British financial news organization

MNI – Market News is a financial news organization focused on international capital markets. It is a provider of real-time news and analysis for the global foreign exchange market and fixed income markets. MNI has 12 bureaus across the United States, Asia, and Europe and is headquartered in London. Market News has press credentials recognized by the White House, United States Congress, the Federal Reserve, the Deutsche Bundesbank, the European Central Bank, as well as by the governments and central banks of all Group of Seven nations.

==History==
MNI was founded in 1983 by economist Robert Jones to advise on any pending actions by the Federal Reserve. MMS was an early innovator in the field of real-time analytics for traders.

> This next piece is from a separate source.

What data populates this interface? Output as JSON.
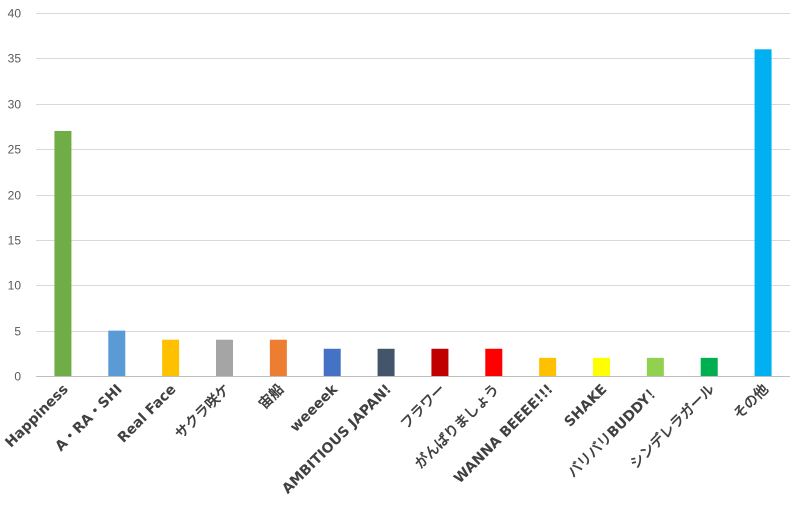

In December 2003, it was acquired by Xinhua Finance. In December 2008, Deutsche Börse paid $10 million to buy MNI from Xinhua. On 5 July 2016 Deutsche Börse agreed to sell MNI to Hale Global.

In 2004, MNI came in the spotlight as financial news service provider through its publication of articles on European and global markets incorporating market intelligence from sources of the European Central Bank. After 2007, MNI rose to prominence by way of publishing exclusive headlines and interviews on the Greek government-debt crisis, which were widely report by international news agencies as well as regional and local media outlets around the world.

MNI laid off at least 17 employees shortly after the sale to Hale Global, including long time Federal Reserve reporter Steven Beckner and executive editor Tony Mace. Since then there have been two more rounds of layoffs—one in September 2017, which included Treasury reporter and one-time DC Bureau chief Denny Gulino, and one in January 2018.

In the beginning of 2017, journalist Angelika Papamiltiadou was promoted by Hale Global as the agency's chief European correspondent and Brussels bureau chief, only to be laid off a few months later.

In December 2017, Terry Alexander joined as CEO and Ricard Hall joined as Non-Executive Chairman.

In August 2022 MNI was acquired by Tenzing.